Bawaslu Kabupaten Magelang Goes to Pesantren Nurul Hasan, Dorong Santri Menjadi Garda Moral Penggerak Perubahan
|
Kota Mungkid — Bawaslu Kabupaten Magelang kembali menggelar kegiatan Bawaslu Goes to Pesantren di Pondok Pesantren Nurul Hasan. Kegiatan ini diikuti oleh kurang lebih 190 santri dan santriwati yang mengikuti rangkaian acara dengan antusias dari awal hingga akhir. Kegiatan dibuka oleh Pengasuh Pondok Pesantren Nurul Hasan, Muhammad Ilzam Saadi, yang menyampaikan apresiasi atas kehadiran Bawaslu Kabupaten Magelang di lingkungan pesantren. Ia berharap kegiatan tersebut dapat memberikan wawasan baru kepada para santri dan santriwati mengenai pentingnya peran generasi muda, khususnya santri, dalam kehidupan berbangsa dan bernegara.
Mewakili Ketua Bawaslu Kabupaten Magelang, Muhammad Habib Shaleh, S.S., kegiatan secara resmi dibuka oleh Koordinator Divisi Penanganan Pelanggaran, Data, dan Informasi Bawaslu Kabupaten Magelang, Fauzan Rofiqun, S.Ag. Dalam sambutannya, Fauzan menyampaikan terima kasih kepada pihak Pondok Pesantren Nurul Hasan yang telah menyambut baik kegiatan Bawaslu Goes to Pesantren.
Pada sesi materi, Anggota Bawaslu Kabupaten Magelang, Sumarni Aini Chabibah, S.S., M.Hum menyampaikan materi bertajuk “Santri dan Demokrasi: Garda Moral Penggerak Perubahan.” Dalam pemaparannya, Aini terlebih dahulu mengenalkan tugas dan fungsi Bawaslu kepada para santri dan santriwati, termasuk menjelaskan lembaga-lembaga penyelenggara pemilu di Indonesia serta peran masing-masing dalam proses demokrasi.

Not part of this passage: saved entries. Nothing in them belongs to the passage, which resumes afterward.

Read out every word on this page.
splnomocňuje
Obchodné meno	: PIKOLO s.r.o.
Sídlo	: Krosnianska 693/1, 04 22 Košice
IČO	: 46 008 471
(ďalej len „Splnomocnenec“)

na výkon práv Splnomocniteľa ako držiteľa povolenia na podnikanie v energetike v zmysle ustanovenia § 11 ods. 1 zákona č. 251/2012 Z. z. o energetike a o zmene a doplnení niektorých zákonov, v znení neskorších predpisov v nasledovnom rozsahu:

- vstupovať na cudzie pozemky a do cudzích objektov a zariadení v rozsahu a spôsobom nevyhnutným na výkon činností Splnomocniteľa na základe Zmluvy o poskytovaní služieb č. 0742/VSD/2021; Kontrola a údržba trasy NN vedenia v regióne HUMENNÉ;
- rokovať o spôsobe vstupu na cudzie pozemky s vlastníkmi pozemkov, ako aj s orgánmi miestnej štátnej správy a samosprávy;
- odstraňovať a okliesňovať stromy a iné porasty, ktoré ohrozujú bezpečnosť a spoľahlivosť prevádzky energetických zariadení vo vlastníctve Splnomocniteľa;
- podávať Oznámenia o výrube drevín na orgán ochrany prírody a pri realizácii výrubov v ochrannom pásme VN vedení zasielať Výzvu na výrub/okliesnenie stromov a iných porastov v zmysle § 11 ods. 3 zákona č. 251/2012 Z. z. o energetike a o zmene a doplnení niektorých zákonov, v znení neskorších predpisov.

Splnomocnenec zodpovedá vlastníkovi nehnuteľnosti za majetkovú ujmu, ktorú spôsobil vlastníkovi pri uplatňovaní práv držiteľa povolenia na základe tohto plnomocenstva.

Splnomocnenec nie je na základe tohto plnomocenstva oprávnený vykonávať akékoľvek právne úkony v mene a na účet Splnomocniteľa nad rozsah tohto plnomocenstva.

Selanjutnya, ia menjelaskan bahwa pesantren merupakan laboratorium demokrasi karena di dalamnya tumbuh nilai-nilai musyawarah, keadilan, toleransi, tanggung jawab, serta sikap moderat yang selaras dengan nilai-nilai demokrasi dan ajaran Islam.
Ia menegaskan bahwa menjadi santri tidak hanya berarti memperdalam ilmu agama, tetapi juga memiliki tanggung jawab moral untuk menjaga demokrasi dengan tetap berpegang pada nilai-nilai keislaman, kejujuran, keadilan, serta amar ma’ruf nahi munkar dalam kehidupan bermasyarakat.
Para santri juga diajak memahami peran yang dapat mereka lakukan dalam demokrasi, seperti menjadi pemilih yang cerdas, menolak politik uang, menjaga persatuan, serta turut berperan dalam pengawasan partisipatif pada penyelenggaraan Pemilu dan Pilkada.
Setelah sesi pemaparan materi, kegiatan dilanjutkan dengan diskusi dan tanya jawab. Para santri dan santriwati terlihat aktif mengajukan pertanyaan dan menunjukkan antusiasme tinggi selama jalannya diskusi.
Melalui kegiatan ini, Bawaslu Kabupaten Magelang berharap para santri dapat menjadi generasi yang tidak hanya kuat dalam nilai keagamaan, tetapi juga memiliki kesadaran untuk turut menjaga demokrasi yang berintegritas dan bermartabat.